Tone of voice is complex
As Microsoft learned the hard way through its disastrous “Tay” chatbot experiment on Twitter, there is more to interacting with humans than simply producing structurally sound and grammatically correct sentences.
Tay, which took its learning cues from ongoing interactions with people’s Twitter accounts, began making outlandish and offensive statements publicly within hours of being set loose in the Twitterverse. The well-publicised event served as a reminder to brands that when it comes to natural language generation and marketing, things are complicated.
When speaking on behalf of a brand, particularly in the politically and socially charged times in which we are living, one must always watch what one says.

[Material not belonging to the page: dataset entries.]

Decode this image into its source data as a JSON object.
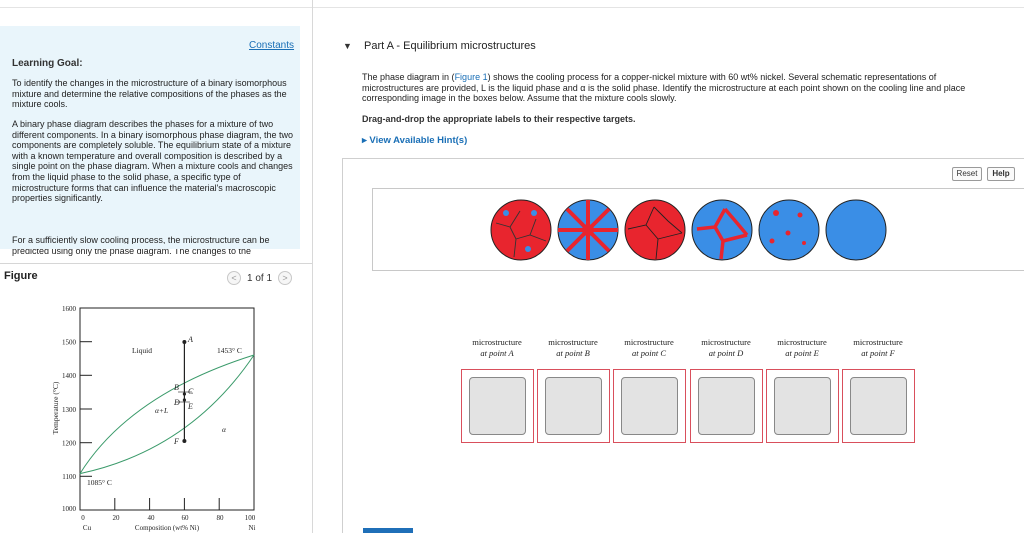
{
  "left_panel": {
    "constants_link": "Constants",
    "learning_goal": {
      "title": "Learning Goal:",
      "paragraph1": "To identify the changes in the microstructure of a binary isomorphous mixture and determine the relative compositions of the phases as the mixture cools.",
      "paragraph2": "A binary phase diagram describes the phases for a mixture of two different components. In a binary isomorphous phase diagram, the two components are completely soluble. The equilibrium state of a mixture with a known temperature and overall composition is described by a single point on the phase diagram. When a mixture cools and changes from the liquid phase to the solid phase, a specific type of microstructure forms that can influence the material's macroscopic properties significantly.",
      "paragraph3": "For a sufficiently slow cooling process, the microstructure can be predicted using only the phase diagram. The changes to the"
    },
    "figure": {
      "label": "Figure",
      "pager_prev": "<",
      "pager_text": "1 of 1",
      "pager_next": ">"
    },
    "phase_diagram": {
      "ylabel": "Temperature (°C)",
      "xlabel": "Composition (wt% Ni)",
      "y_ticks": [
        "1600",
        "1500",
        "1400",
        "1300",
        "1200",
        "1100",
        "1000"
      ],
      "x_ticks": [
        "0",
        "20",
        "40",
        "60",
        "80",
        "100"
      ],
      "x_end_left": "Cu",
      "x_end_right": "Ni",
      "region_liquid": "Liquid",
      "region_two_phase": "α+L",
      "region_alpha": "α",
      "label_melt_ni": "1453° C",
      "label_melt_cu": "1085° C",
      "point_labels": [
        "A",
        "B",
        "C",
        "D",
        "E",
        "F"
      ],
      "curve_color": "#3a9a6a"
    }
  },
  "right_panel": {
    "part_title": "Part A - Equilibrium microstructures",
    "problem_line1_a": "The phase diagram in (",
    "problem_line1_link": "Figure 1",
    "problem_line1_b": ") shows the cooling process for a copper-nickel mixture with 60 wt% nickel. Several schematic representations of",
    "problem_line2": "microstructures are provided, L is the liquid phase and α is the solid phase. Identify the microstructure at each point shown on the cooling line and place",
    "problem_line3": "corresponding image in the boxes below. Assume that the mixture cools slowly.",
    "instruction": "Drag-and-drop the appropriate labels to their respective targets.",
    "hint_link": "▸ View Available Hint(s)",
    "reset_button": "Reset",
    "help_button": "Help",
    "liquid_color": "#e8252e",
    "solid_color": "#3a8ee6",
    "targets": [
      {
        "line1": "microstructure",
        "line2": "at point A"
      },
      {
        "line1": "microstructure",
        "line2": "at point B"
      },
      {
        "line1": "microstructure",
        "line2": "at point C"
      },
      {
        "line1": "microstructure",
        "line2": "at point D"
      },
      {
        "line1": "microstructure",
        "line2": "at point E"
      },
      {
        "line1": "microstructure",
        "line2": "at point F"
      }
    ]
  }
}
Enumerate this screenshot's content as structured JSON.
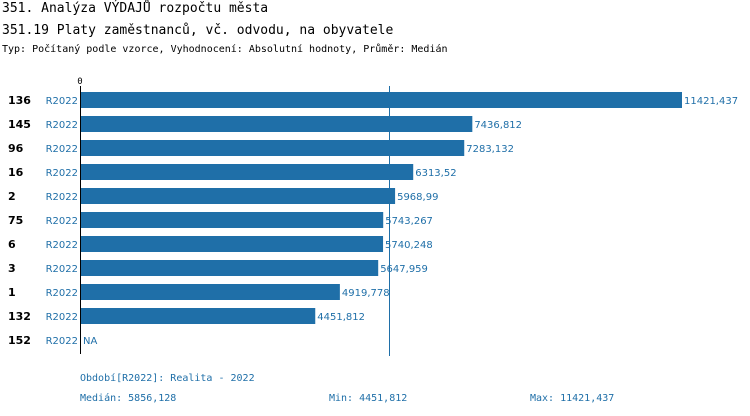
{
  "header": {
    "title": "351. Analýza VÝDAJŮ rozpočtu města",
    "subtitle": "351.19 Platy zaměstnanců, vč. odvodu, na obyvatele",
    "info": "Typ: Počítaný podle vzorce, Vyhodnocení: Absolutní hodnoty, Průměr: Medián"
  },
  "colors": {
    "bar": "#1f6fa8",
    "text_accent": "#1f6fa8",
    "median_line": "#1f6fa8",
    "axis": "#000000"
  },
  "chart_data": {
    "type": "bar",
    "orientation": "horizontal",
    "axis_tick_label": "0",
    "xlim": [
      0,
      11421.437
    ],
    "median": 5856.128,
    "rows": [
      {
        "id": "136",
        "period": "R2022",
        "value": 11421.437,
        "label": "11421,437"
      },
      {
        "id": "145",
        "period": "R2022",
        "value": 7436.812,
        "label": "7436,812"
      },
      {
        "id": "96",
        "period": "R2022",
        "value": 7283.132,
        "label": "7283,132"
      },
      {
        "id": "16",
        "period": "R2022",
        "value": 6313.52,
        "label": "6313,52"
      },
      {
        "id": "2",
        "period": "R2022",
        "value": 5968.99,
        "label": "5968,99"
      },
      {
        "id": "75",
        "period": "R2022",
        "value": 5743.267,
        "label": "5743,267"
      },
      {
        "id": "6",
        "period": "R2022",
        "value": 5740.248,
        "label": "5740,248"
      },
      {
        "id": "3",
        "period": "R2022",
        "value": 5647.959,
        "label": "5647,959"
      },
      {
        "id": "1",
        "period": "R2022",
        "value": 4919.778,
        "label": "4919,778"
      },
      {
        "id": "132",
        "period": "R2022",
        "value": 4451.812,
        "label": "4451,812"
      },
      {
        "id": "152",
        "period": "R2022",
        "value": null,
        "label": "NA"
      }
    ]
  },
  "footer": {
    "period": "Období[R2022]: Realita - 2022",
    "median": "Medián: 5856,128",
    "min": "Min: 4451,812",
    "max": "Max: 11421,437"
  }
}
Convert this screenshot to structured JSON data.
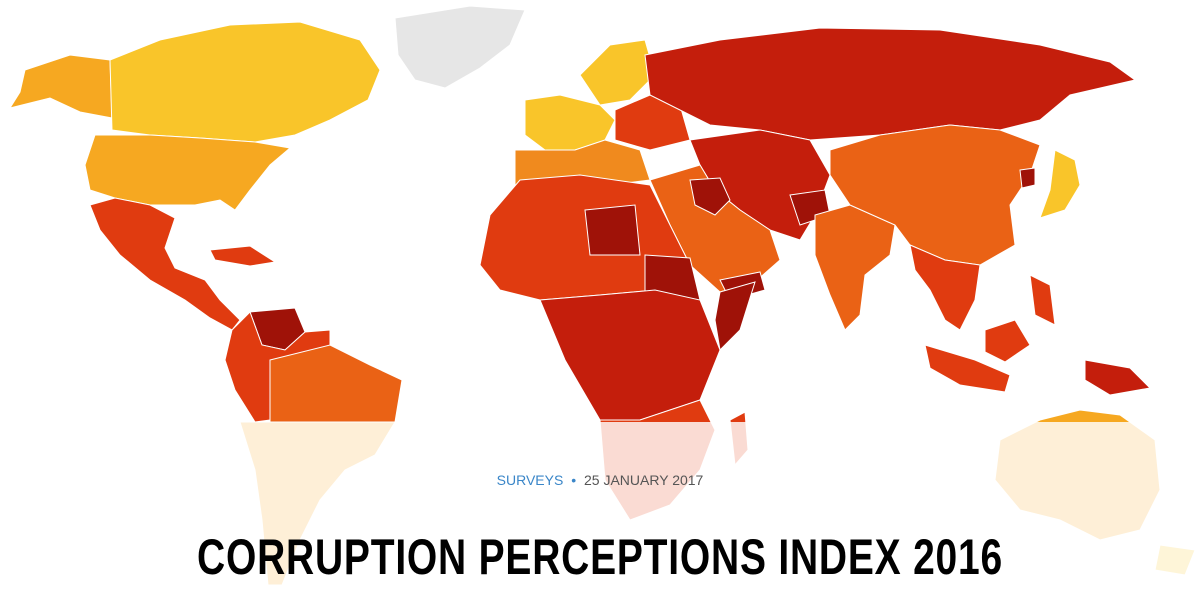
{
  "header": {
    "category": "SURVEYS",
    "separator": "•",
    "date": "25 JANUARY 2017",
    "title": "CORRUPTION PERCEPTIONS INDEX 2016"
  },
  "colors": {
    "very_clean": "#fde9b0",
    "clean": "#f9c52a",
    "moderately_clean": "#f6a821",
    "middle": "#f08a1e",
    "moderate": "#ea6215",
    "corrupt": "#e03b10",
    "highly_corrupt": "#c41e0c",
    "very_highly_corrupt": "#9f1208",
    "no_data": "#e6e6e6"
  }
}
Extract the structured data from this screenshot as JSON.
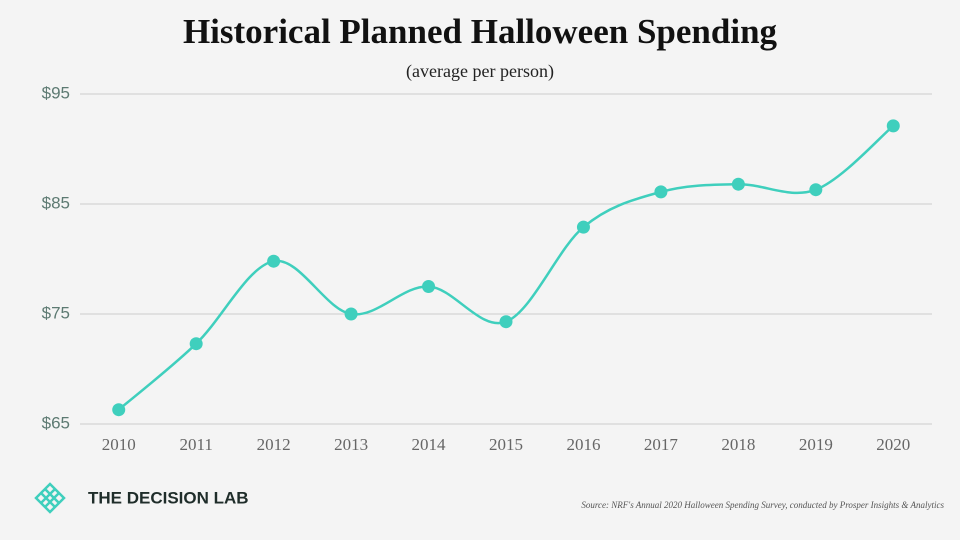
{
  "chart_data": {
    "type": "line",
    "title": "Historical Planned Halloween Spending",
    "subtitle": "(average per person)",
    "categories": [
      "2010",
      "2011",
      "2012",
      "2013",
      "2014",
      "2015",
      "2016",
      "2017",
      "2018",
      "2019",
      "2020"
    ],
    "series": [
      {
        "name": "Average planned spending",
        "color": "#3fcfbd",
        "values": [
          66.3,
          72.3,
          79.8,
          75.0,
          77.5,
          74.3,
          82.9,
          86.1,
          86.8,
          86.3,
          92.1
        ]
      }
    ],
    "ylim": [
      65,
      95
    ],
    "yticks": [
      {
        "value": 65,
        "label": "$65"
      },
      {
        "value": 75,
        "label": "$75"
      },
      {
        "value": 85,
        "label": "$85"
      },
      {
        "value": 95,
        "label": "$95"
      }
    ],
    "grid": true
  },
  "footer": {
    "brand": "THE DECISION LAB",
    "source": "Source: NRF's Annual 2020 Halloween Spending Survey, conducted by Prosper Insights & Analytics"
  }
}
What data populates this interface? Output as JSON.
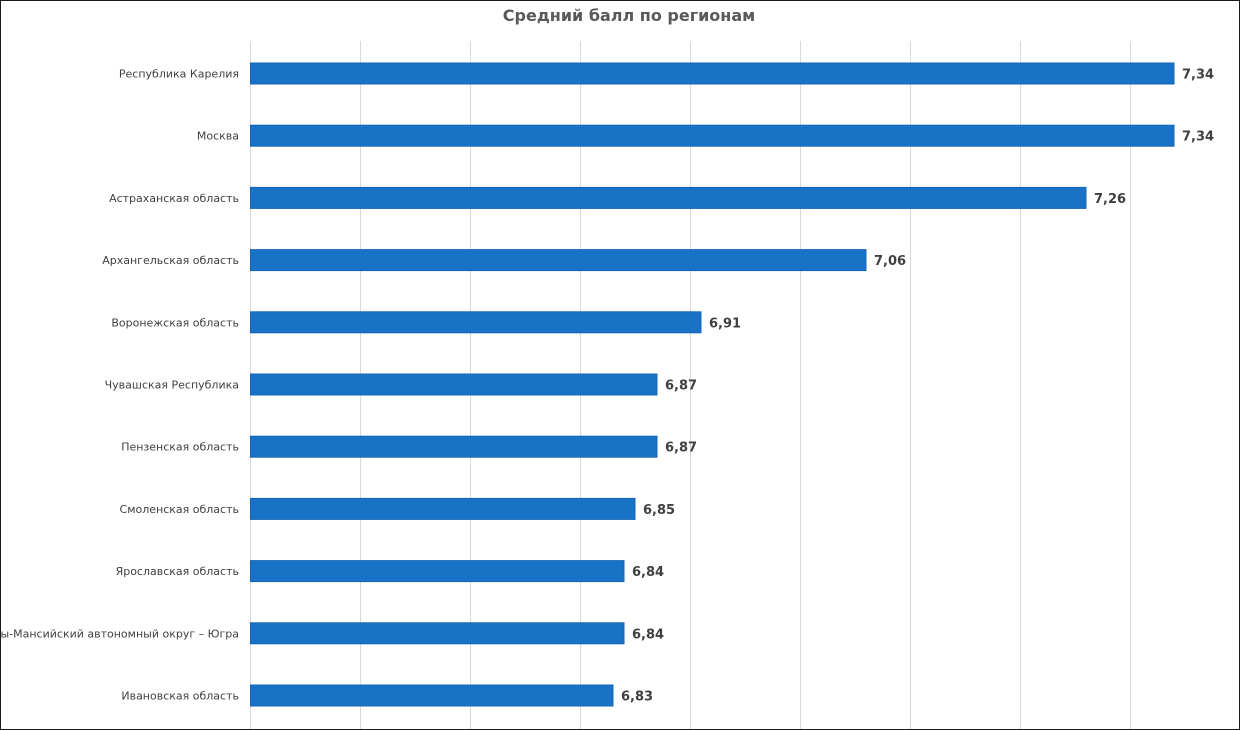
{
  "chart_data": {
    "type": "bar",
    "orientation": "horizontal",
    "title": "Средний балл по регионам",
    "categories": [
      "Республика Карелия",
      "Москва",
      "Астраханская область",
      "Архангельская область",
      "Воронежская область",
      "Чувашская Республика",
      "Пензенская область",
      "Смоленская область",
      "Ярославская область",
      "Ханты-Мансийский автономный округ – Югра",
      "Ивановская область"
    ],
    "values": [
      7.34,
      7.34,
      7.26,
      7.06,
      6.91,
      6.87,
      6.87,
      6.85,
      6.84,
      6.84,
      6.83
    ],
    "value_labels": [
      "7,34",
      "7,34",
      "7,26",
      "7,06",
      "6,91",
      "6,87",
      "6,87",
      "6,85",
      "6,84",
      "6,84",
      "6,83"
    ],
    "xlim": [
      6.5,
      7.4
    ],
    "grid_step": 0.1,
    "grid": true,
    "legend": "none",
    "bar_color": "#1873c6",
    "xlabel": "",
    "ylabel": ""
  }
}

This is just as true of NLG programs as it is for their human copywriting counterparts.
In a world where AI, machine learning, and natural language generation are being asked to share more and more of the brand marketing burden, brand voice/tone of voice will become a more important issue with each passing day.
Phrasee is complex
Here at Phrasee, we have been working in the field of natural language generation for the purposes of digital marketing for years. We have encountered first hand the problems associated with sentence structure, tone of voice, and brand voice that are a natural side effect of the endeavour to couple a developing technology like natural language generation with marketing language.
Natural language generation is indeed a complex problem, which requires equally complex solutions.
But, as we have learned through an exhaustive process of trial and error (and a whole lot of research and experimentation), delivering real, high performing results is entirely possible.